This Court has jurisdiction over this matter pursuant to 28 U.S.C. § 1332(d) because at the initial time of filing, minimal diversity existed between Plaintiffs and Defendant and the amount in controversy exceeded $75,000.

Summary judgment is proper "if the pleadings, the discovery and disclosure materials on file, and any affidavits show that there is no genuine issue as to any material fact and that the movant is entitled to judgment as a matter of law." Fed. R. Civ. P. 56(c). The moving party bears the initial responsibility of informing the court of the basis for its motion and identifying the evidence it believes demonstrates the absence of a genuine issue of material fact. Celotex Corp. v. Catrett, All U.S. 317, 323-24 (1986). If the moving party meets this burden, the nonmoving party cannot rest on conclusory pleadings but "must present sufficient evidence to show the existence of each element of its case on which it will bear the burden at trial." Serfecz v. Jewel Food Stores, 67 F.3d 591, 596 (7th Cir. 1995) (citing Matsushita Elec. Indus. Co. v. Zenith Radio Corp., 475 U.S. 574, 585-86 (1986)). A mere scintilla of evidence is not sufficient to oppose a motion for summary judgment, nor is a metaphysical doubt as to the material facts. Robin v. Espo Eng. Corp., 200 F.3d 1081, 1088 (7th Cir. 2000) (citations omitted). Rather, the evidence must be such "that a reasonable jury could return a verdict for the nonmoving party." Pugh v. City of Attica, Ind, 259 F.3d 619, 625 (7th Cir. 2001) (quoting Anderson v. Liberty Lobby, Inc., 477U.S. 242, 248 (1986) {Anderson)).

In considering a motion for summary judgment, the court must view the evidence in the light most favorable to the nonmoving party and draw all reasonable inferences in the nonmoving party's favor. Abdullahi v. City of Madison, 423 F.3d 763, 773 (7th Cir. 2005) (citing Anderson, 477U.S. at 255). The court does not make credibility determinations or weigh conflicting evidence. Id.

ANALYSIS


Continental's Motion for Partial Summary Judgment

Continental has moved for an entry of partial summary judgment to confirm that Virginia law applies to the substantive issues in this action. In light of the following analysis, Continental's Motion is granted. There is a conflict of law between the states of Illinois and Virginia governing the claims at issue in this suit. As this case has been filed in the State of Illinois, Illinois' choice-of-law rules must be applied. Under Illinois law, an analysis is required to determine the state with the "most significant contacts." Costello v. Liberty Mutual Fire Insurance Co., 876 N.E.2d 115, 120 (111. App. Ct. 2007) (Costello).

A Conflict of Law Exists

To apply the law of a state other than the forum state, it must first be determined that a conflict exists between the substantive law of the states whose law the parties seek to have applied. Under Illinois choice-of-law principles, Illinois substantive law must be applied unless a conflict of law exists that would change the outcome of the litigation. International Adminstrators, Inc. v. Life Ins. Co. of N. America, 753 F.2d 1373, 1376 (7th Cir. 1985). "There is a conflict if the difference in laws [of the forum state and another state] will result in a difference in outcome." McGrew v. Pearlman, 710 N.E.2d 125, 128 (Ill.App.Ct. 1999).

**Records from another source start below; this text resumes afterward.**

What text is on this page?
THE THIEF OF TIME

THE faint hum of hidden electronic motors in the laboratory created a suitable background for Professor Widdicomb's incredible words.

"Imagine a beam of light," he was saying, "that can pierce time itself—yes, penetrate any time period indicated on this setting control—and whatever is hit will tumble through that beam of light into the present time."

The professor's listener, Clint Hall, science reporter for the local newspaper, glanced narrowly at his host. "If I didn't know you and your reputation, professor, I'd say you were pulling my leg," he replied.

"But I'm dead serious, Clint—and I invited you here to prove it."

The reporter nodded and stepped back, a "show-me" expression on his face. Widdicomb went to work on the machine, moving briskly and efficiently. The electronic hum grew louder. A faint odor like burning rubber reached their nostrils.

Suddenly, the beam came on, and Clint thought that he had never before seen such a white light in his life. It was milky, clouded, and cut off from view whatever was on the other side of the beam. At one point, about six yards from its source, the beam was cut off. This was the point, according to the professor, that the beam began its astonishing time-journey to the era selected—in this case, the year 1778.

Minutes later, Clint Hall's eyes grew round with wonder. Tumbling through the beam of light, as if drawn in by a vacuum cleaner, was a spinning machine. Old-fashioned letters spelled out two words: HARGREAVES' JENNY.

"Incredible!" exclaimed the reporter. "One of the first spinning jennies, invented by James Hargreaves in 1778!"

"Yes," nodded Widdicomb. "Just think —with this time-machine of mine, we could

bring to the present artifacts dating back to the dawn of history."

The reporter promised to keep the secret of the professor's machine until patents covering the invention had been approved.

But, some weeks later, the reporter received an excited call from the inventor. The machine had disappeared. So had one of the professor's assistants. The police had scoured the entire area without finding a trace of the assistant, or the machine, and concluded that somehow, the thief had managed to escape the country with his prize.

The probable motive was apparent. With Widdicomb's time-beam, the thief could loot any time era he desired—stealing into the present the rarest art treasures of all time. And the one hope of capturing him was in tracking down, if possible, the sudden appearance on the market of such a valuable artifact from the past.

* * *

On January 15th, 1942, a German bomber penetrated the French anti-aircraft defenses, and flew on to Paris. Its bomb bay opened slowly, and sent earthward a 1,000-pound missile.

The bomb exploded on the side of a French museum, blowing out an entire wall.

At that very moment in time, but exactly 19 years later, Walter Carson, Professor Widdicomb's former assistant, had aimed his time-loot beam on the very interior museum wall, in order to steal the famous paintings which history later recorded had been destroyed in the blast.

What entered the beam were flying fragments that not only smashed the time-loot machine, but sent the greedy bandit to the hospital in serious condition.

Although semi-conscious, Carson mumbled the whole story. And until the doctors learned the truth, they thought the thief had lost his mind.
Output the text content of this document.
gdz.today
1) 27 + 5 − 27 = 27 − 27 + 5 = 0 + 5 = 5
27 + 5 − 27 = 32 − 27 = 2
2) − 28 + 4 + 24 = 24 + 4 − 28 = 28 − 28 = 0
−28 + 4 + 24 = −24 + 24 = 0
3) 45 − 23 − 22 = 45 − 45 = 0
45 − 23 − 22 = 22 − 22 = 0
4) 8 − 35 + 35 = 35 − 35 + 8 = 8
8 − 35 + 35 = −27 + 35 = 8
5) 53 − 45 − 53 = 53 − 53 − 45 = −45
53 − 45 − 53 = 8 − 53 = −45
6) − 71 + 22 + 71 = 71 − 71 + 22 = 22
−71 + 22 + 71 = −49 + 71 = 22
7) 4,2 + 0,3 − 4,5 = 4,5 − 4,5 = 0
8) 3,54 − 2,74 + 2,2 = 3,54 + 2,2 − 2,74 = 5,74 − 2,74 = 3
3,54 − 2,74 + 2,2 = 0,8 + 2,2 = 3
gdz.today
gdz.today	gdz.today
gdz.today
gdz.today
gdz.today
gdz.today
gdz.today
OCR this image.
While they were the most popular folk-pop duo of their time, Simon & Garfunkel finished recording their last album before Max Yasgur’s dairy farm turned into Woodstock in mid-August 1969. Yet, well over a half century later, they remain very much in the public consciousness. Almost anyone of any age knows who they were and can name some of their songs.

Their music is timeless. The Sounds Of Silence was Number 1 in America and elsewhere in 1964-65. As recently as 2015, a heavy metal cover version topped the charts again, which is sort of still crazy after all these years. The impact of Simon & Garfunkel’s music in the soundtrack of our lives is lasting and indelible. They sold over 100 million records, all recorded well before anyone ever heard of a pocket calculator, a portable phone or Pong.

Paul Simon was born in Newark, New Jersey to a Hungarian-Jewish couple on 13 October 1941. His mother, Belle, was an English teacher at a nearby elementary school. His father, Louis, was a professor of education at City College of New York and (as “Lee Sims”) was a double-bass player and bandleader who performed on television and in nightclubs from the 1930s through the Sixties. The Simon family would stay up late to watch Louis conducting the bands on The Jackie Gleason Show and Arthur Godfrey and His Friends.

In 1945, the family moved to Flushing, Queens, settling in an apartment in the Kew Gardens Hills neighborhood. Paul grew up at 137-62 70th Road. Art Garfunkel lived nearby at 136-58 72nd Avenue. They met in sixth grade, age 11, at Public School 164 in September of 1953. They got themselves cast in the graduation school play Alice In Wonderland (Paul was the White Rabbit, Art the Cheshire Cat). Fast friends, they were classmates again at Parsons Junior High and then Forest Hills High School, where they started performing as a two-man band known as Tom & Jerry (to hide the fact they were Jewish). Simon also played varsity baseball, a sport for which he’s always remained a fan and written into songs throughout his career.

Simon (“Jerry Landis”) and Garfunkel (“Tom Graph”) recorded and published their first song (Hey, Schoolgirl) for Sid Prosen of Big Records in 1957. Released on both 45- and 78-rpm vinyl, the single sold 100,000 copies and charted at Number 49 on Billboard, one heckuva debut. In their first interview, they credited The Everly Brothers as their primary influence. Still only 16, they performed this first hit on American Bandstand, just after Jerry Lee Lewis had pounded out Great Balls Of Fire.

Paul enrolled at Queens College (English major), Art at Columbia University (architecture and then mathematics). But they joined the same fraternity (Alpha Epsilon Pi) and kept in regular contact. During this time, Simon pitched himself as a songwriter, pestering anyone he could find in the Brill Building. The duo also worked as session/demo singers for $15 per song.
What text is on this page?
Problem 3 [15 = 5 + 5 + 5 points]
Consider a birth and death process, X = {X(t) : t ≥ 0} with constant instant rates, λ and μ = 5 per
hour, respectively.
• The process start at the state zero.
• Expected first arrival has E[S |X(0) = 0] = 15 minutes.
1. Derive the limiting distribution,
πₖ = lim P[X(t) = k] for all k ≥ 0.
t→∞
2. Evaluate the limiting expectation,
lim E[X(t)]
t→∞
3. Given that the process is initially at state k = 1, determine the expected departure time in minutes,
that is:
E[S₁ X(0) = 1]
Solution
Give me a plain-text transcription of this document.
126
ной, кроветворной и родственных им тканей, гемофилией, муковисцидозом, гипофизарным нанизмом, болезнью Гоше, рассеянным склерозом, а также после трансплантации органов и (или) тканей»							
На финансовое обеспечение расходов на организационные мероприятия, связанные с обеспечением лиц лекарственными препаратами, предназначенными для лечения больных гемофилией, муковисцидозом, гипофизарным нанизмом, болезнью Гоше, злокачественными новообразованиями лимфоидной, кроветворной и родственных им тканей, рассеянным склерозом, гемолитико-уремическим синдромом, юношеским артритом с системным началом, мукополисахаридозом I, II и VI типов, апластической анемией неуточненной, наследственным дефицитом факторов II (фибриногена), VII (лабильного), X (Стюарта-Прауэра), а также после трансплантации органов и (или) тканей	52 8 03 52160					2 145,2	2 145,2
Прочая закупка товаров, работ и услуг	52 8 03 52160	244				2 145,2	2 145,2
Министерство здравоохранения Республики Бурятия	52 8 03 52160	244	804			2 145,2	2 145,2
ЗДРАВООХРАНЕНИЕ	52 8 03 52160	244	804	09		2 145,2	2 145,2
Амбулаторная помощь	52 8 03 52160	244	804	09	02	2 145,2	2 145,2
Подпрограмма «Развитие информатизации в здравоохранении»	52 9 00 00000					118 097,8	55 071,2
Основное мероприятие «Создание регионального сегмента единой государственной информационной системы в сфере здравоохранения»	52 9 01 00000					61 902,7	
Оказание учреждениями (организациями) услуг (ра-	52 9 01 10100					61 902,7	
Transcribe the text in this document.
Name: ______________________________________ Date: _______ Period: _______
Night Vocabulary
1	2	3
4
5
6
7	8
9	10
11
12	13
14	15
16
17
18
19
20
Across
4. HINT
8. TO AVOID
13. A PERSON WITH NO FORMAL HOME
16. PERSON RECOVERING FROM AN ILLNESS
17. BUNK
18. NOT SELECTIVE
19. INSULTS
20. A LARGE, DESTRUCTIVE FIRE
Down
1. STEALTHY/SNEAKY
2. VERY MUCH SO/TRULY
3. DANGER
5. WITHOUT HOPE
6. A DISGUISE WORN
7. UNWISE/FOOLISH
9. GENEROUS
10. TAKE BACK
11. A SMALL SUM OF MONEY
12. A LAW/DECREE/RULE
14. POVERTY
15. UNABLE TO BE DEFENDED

In this case, a conflict exists between Illinois law and Virginia law regarding the treatment of settlement payments under insurance policies. Under Illinois law, if the "primary focus" of a settlement was a claim covered by the insurance policy, then the insurer may be responsible to pay the entire settlement, including claims not specifically covered under the policy. Santa's Best Craft, LLC v. St. Paul Fire and Marine Ins. Co., 611 F.3d 339, 350 (7th Cir. 2010) (Santa's Best). The Virginia law governing this issue is less clear. Continental relies heavily on RML Corp. v. Assurance Co. of America, 60 Va. Cir. 269 (Va. Cir. Ct. 2002) (RML).In the RML case, the Virginia state court stated the plaintiff in a breach of insurance contract suit had the burden to show how much of a settlement was for claims covered by the underlying insurance policy. RML, 60 Va. Cir. at 269. Then, the defendant must prove its affirmative defenses, showing why exclusions in the policy were applicable. Id. Under this rule, an allocation of the settlement would be required, assigning a value to each claim settled. A defendant would not necessarily be required to pay the settlement in its entirety, rather, only the allocated portion of the claims covered by the insurance policy. Id. The application of the Illinois law would likely result in Continental's paying for the entire settlement, provided the "primary focus" of the settlement was covered by the insurance policy - Plaintiffs allege the primary focus was the copyright-infringement claim, and further allege this is covered by the insurance policy. The application of Virginia law would create a different result; using RML as a guide, it appears Virginia law would require an allocation of the claims in the settlement, apportioning amounts to each claim.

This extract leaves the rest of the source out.